5. Decide On One Technology Free Day Per Week and Stick To It
I recommend writing it on your calendar to remind yourself that this is your technology-free day. My technology-free day is Sunday and sometimes Fridays as well. I used to teach classes based on Julia Cameron’s book, The Artists Way, and one of her tool to help you reclaim your creativity is called the Artist Date. It is a 2-hour date with yourself (no guests) where you venture out to play and have fun. Cal Newport always says that when you remove technology from your life, you must replace it with something else or you might fall back into your old habits. Consider doing an artist date with yourself on your technology-free day and filling your new found time with things that add more joy, fun and fulfillment to your life.

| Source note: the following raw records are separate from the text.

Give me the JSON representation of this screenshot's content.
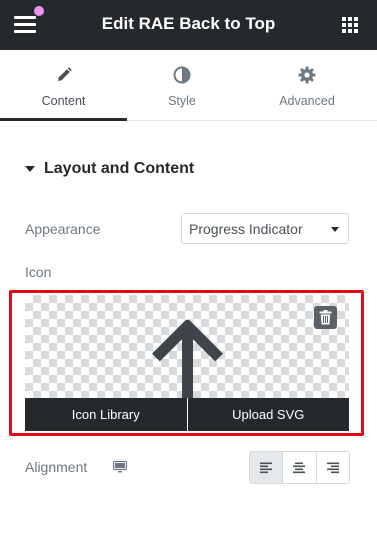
{
  "header": {
    "title": "Edit RAE Back to Top",
    "menu_icon": "hamburger-icon",
    "apps_icon": "grid-icon",
    "notification_color": "#e994f0",
    "background_color": "#26292c"
  },
  "tabs": [
    {
      "label": "Content",
      "icon": "pencil-icon",
      "active": true
    },
    {
      "label": "Style",
      "icon": "contrast-icon",
      "active": false
    },
    {
      "label": "Advanced",
      "icon": "gear-icon",
      "active": false
    }
  ],
  "section": {
    "title": "Layout and Content",
    "expanded": true
  },
  "appearance": {
    "label": "Appearance",
    "value": "Progress Indicator"
  },
  "icon_field": {
    "label": "Icon",
    "preview_icon": "arrow-up-icon",
    "delete_icon": "trash-icon",
    "library_label": "Icon Library",
    "upload_label": "Upload SVG",
    "highlight_color": "#e50914"
  },
  "alignment": {
    "label": "Alignment",
    "device_icon": "desktop-icon",
    "options": [
      {
        "icon": "align-left-icon",
        "active": true
      },
      {
        "icon": "align-center-icon",
        "active": false
      },
      {
        "icon": "align-right-icon",
        "active": false
      }
    ]
  }
}
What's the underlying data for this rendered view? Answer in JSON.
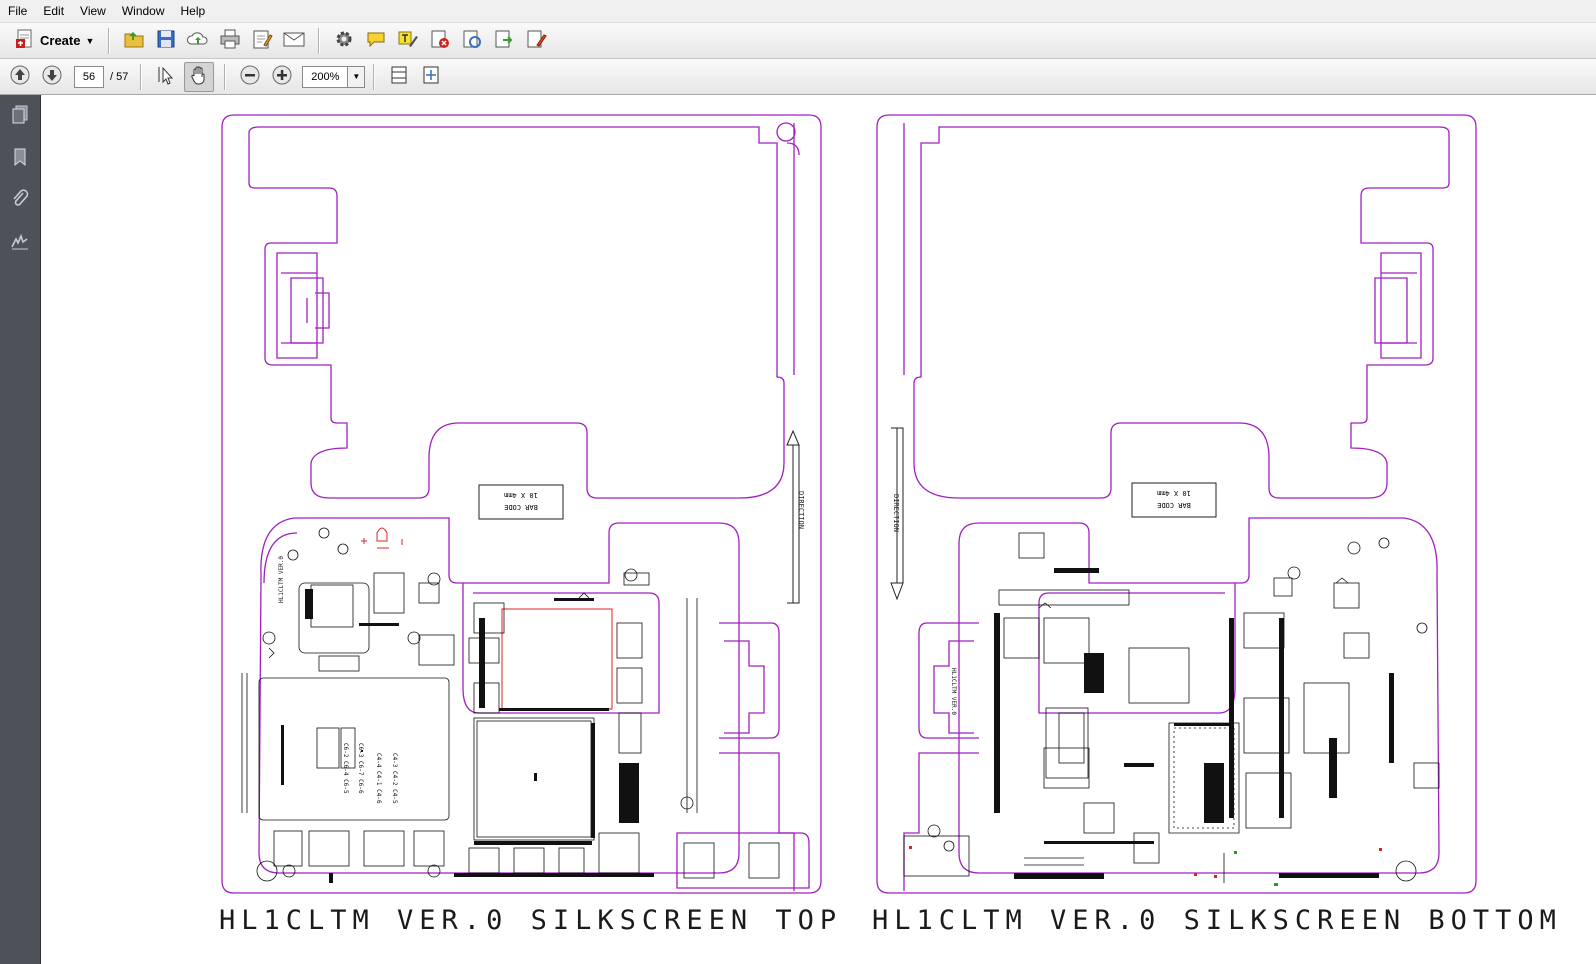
{
  "menu": [
    "File",
    "Edit",
    "View",
    "Window",
    "Help"
  ],
  "toolbar": {
    "create_label": "Create",
    "icons": [
      "open-icon",
      "save-icon",
      "upload-icon",
      "print-icon",
      "edit-form-icon",
      "email-icon",
      "settings-icon",
      "comment-icon",
      "highlight-icon",
      "delete-icon",
      "stamp-icon",
      "export-icon",
      "sign-icon"
    ]
  },
  "navigation": {
    "current_page": "56",
    "total_pages": "/ 57",
    "zoom": "200%"
  },
  "sidebar": {
    "icons": [
      "pages-icon",
      "bookmark-icon",
      "attachment-icon",
      "signature-icon"
    ]
  },
  "document": {
    "caption_left": "HL1CLTM VER.0 SILKSCREEN TOP",
    "caption_right": "HL1CLTM  VER.0 SILKSCREEN BOTTOM",
    "top": {
      "barcode_line1": "BAR CODE",
      "barcode_line2": "10 X 4mm",
      "direction": "DIRECTION",
      "board_label": "HL1CLTM VER.0"
    },
    "bottom": {
      "barcode_line1": "BAR CODE",
      "barcode_line2": "10 X 4mm",
      "direction": "DIRECTION",
      "board_label": "HL1CLTM VER.0"
    }
  },
  "colors": {
    "outline": "#a020c0",
    "accent_red": "#e02020",
    "ui_bar": "#ececec",
    "panel": "#4e5258"
  }
}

I think it’s important for our mental health to have technology-free days, especially if you spend a lot of time at the computer for your job or your business. After years of offering done-for-you services for my bestselling author program, I felt like my brain had gone to mush. I was burnt out and exhausted. I had to strictly limit my time at the computer. It forced me to re-evaluate the services I offered, the price points and ways I could spend less time at the
computer.
It's good to have passive income in your business I decided I needed to create a DIY program that could run without me and that’s how my online course, 28 Books to $100K was born! I’ve sold over $20K of this course
and the best part is it operates without me. I love passive income!
Be creative and write down 10 ways you can spend less time at the computer. Sometimes you don’t realize how bad something is until you remove it from your life and take a break from it.
Kind of like a bad relationship. Have you ever taken a break from one and then realized you needed to end it because it was unhealthy or not fulfilling?
Technology can be that way; especially social media. Cheryl Richardson, Life Coach and author of many books says “A high quality life has more to do with what you remove from it, than what
you add to it.”
Keep removing what doesn’t matter and what matters will take its place.